A apuração é conduzida pela Divisão de Prevenção e Combate ao Extremismo Violento, ligada ao Departamento de Inteligência da corporação, com apoio das polícias civis dos estados onde as diligências foram realizadas. O inquérito foi aberto depois que a PCDF recebeu relatório técnico do Ciberlab, laboratório vinculado à Secretaria Nacional de Segurança Pública do Ministério da Justiça e Segurança Pública.

Segundo a polícia, as conversas mencionavam com frequência Brasília como destino de uma mobilização prevista para o período eleitoral. Entre os conteúdos analisados aparecem discussões sobre invasão de edifícios, escolha de alvos, formação tática, recrutamento de participantes em diferentes estados e o compartilhamento de mapas, plantas arquitetônicas e modelos tridimensionais de prédios da região central da capital. Entre as edificações citadas estava o Palácio do Planalto, e uma das hipóteses discutidas era explodir o local onde candidatos à Presidência participariam de um debate.

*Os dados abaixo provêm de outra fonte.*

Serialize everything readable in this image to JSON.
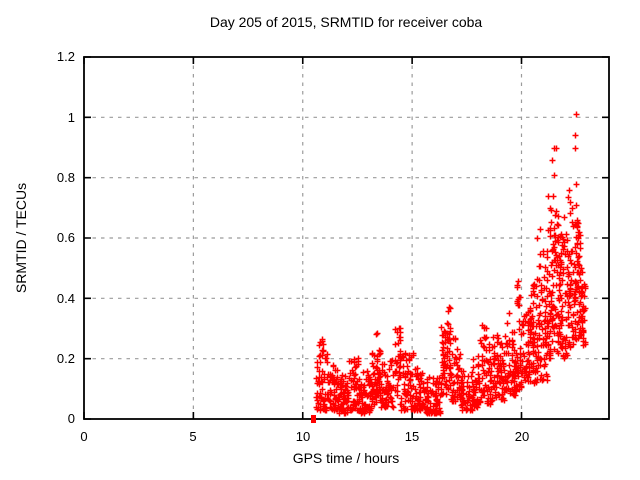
{
  "chart_data": {
    "type": "scatter",
    "title": "Day 205 of 2015, SRMTID for receiver coba",
    "xlabel": "GPS time / hours",
    "ylabel": "SRMTID / TECUs",
    "xlim": [
      0,
      24
    ],
    "ylim": [
      0,
      1.2
    ],
    "xticks": [
      0,
      5,
      10,
      15,
      20
    ],
    "yticks": [
      0,
      0.2,
      0.4,
      0.6,
      0.8,
      1,
      1.2
    ],
    "xtick_labels": [
      "0",
      "5",
      "10",
      "15",
      "20"
    ],
    "ytick_labels": [
      "0",
      "0.2",
      "0.4",
      "0.6",
      "0.8",
      "1",
      "1.2"
    ],
    "grid": true,
    "legend": "none",
    "marker": "plus",
    "marker_color": "#ff0000",
    "grid_color": "#9b9b9b",
    "border_color": "#000000",
    "seed": 1205,
    "axis_marker": {
      "x": 10.49,
      "y": 0.0
    },
    "scatter_segments": [
      [
        10.6,
        11.1,
        60,
        0.03,
        0.27,
        1.7
      ],
      [
        11.1,
        11.6,
        55,
        0.03,
        0.18,
        1.6
      ],
      [
        11.6,
        12.1,
        60,
        0.02,
        0.15,
        1.5
      ],
      [
        12.1,
        12.6,
        55,
        0.03,
        0.21,
        1.6
      ],
      [
        12.6,
        13.15,
        60,
        0.02,
        0.16,
        1.5
      ],
      [
        13.15,
        13.35,
        25,
        0.05,
        0.22,
        1.4
      ],
      [
        13.35,
        13.55,
        35,
        0.07,
        0.3,
        1.2
      ],
      [
        13.55,
        14.15,
        55,
        0.04,
        0.2,
        1.6
      ],
      [
        14.2,
        14.45,
        35,
        0.08,
        0.33,
        1.2
      ],
      [
        14.45,
        15.1,
        65,
        0.03,
        0.22,
        1.7
      ],
      [
        15.1,
        15.6,
        55,
        0.03,
        0.17,
        1.6
      ],
      [
        15.6,
        16.28,
        75,
        0.02,
        0.14,
        1.4
      ],
      [
        16.3,
        16.55,
        40,
        0.08,
        0.31,
        1.3
      ],
      [
        16.55,
        16.75,
        35,
        0.1,
        0.38,
        1.1
      ],
      [
        16.75,
        17.2,
        45,
        0.06,
        0.27,
        1.5
      ],
      [
        17.2,
        17.75,
        50,
        0.03,
        0.17,
        1.5
      ],
      [
        17.75,
        18.1,
        40,
        0.04,
        0.21,
        1.5
      ],
      [
        18.1,
        18.4,
        32,
        0.07,
        0.33,
        1.2
      ],
      [
        18.4,
        18.7,
        35,
        0.05,
        0.25,
        1.4
      ],
      [
        18.7,
        18.95,
        28,
        0.07,
        0.31,
        1.3
      ],
      [
        18.95,
        19.2,
        32,
        0.06,
        0.26,
        1.4
      ],
      [
        19.2,
        19.48,
        32,
        0.08,
        0.35,
        1.2
      ],
      [
        19.48,
        19.78,
        40,
        0.08,
        0.3,
        1.4
      ],
      [
        19.78,
        19.98,
        30,
        0.1,
        0.46,
        1.3
      ],
      [
        19.98,
        20.4,
        55,
        0.1,
        0.36,
        1.4
      ],
      [
        20.4,
        20.78,
        60,
        0.12,
        0.47,
        1.4
      ],
      [
        20.78,
        21.18,
        65,
        0.13,
        0.56,
        1.4
      ],
      [
        21.18,
        21.38,
        32,
        0.2,
        0.74,
        1.5
      ],
      [
        21.38,
        21.68,
        60,
        0.22,
        0.68,
        1.3
      ],
      [
        21.68,
        22.08,
        65,
        0.2,
        0.63,
        1.3
      ],
      [
        22.08,
        22.38,
        50,
        0.24,
        0.7,
        1.3
      ],
      [
        22.38,
        22.68,
        60,
        0.26,
        0.68,
        1.2
      ],
      [
        22.68,
        22.92,
        40,
        0.24,
        0.5,
        1.1
      ]
    ],
    "outlier_points": [
      [
        20.72,
        0.6
      ],
      [
        20.86,
        0.63
      ],
      [
        21.2,
        0.74
      ],
      [
        21.3,
        0.7
      ],
      [
        21.41,
        0.86
      ],
      [
        21.48,
        0.9
      ],
      [
        21.59,
        0.9
      ],
      [
        21.48,
        0.81
      ],
      [
        21.46,
        0.74
      ],
      [
        21.56,
        0.69
      ],
      [
        21.95,
        0.67
      ],
      [
        22.12,
        0.735
      ],
      [
        22.17,
        0.76
      ],
      [
        22.21,
        0.72
      ],
      [
        22.32,
        0.7
      ],
      [
        22.46,
        0.94
      ],
      [
        22.46,
        0.9
      ],
      [
        22.47,
        0.78
      ],
      [
        22.47,
        0.71
      ],
      [
        22.51,
        1.01
      ],
      [
        22.55,
        0.66
      ],
      [
        22.6,
        0.62
      ]
    ]
  }
}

As investigações também identificaram o compartilhamento de manuais para fabricação de artefatos explosivos, elemento que motivou o pedido das medidas cautelares para preservar provas e aprofundar a apuração. As buscas visam apreender dispositivos eletrônicos, resguardar evidências digitais e materiais, identificar conexões ainda desconhecidas e esclarecer o grau de organização e o estágio de desenvolvimento das ações discutidas.

De acordo com a Revista Fórum, o grupo atuava em canais do Telegram e divulgava discurso neonazista e conteúdo de ódio direcionado a mulheres em posições de autoridade. A polícia ainda tenta determinar até que ponto essas conversas haviam ultrapassado o ambiente virtual e se transformado em preparativos concretos.

Até esta etapa, o inquérito apura, em tese, os crimes de associação criminosa, incitação ao crime, apologia de crime ou criminoso e infrações previstas na legislação antirracismo. A PCDF destacou que os atos não foram enquadrados na Lei de Terrorismo. A responsabilização individual dependerá do resultado das análises periciais nos materiais apreendidos e da conclusão das investigações.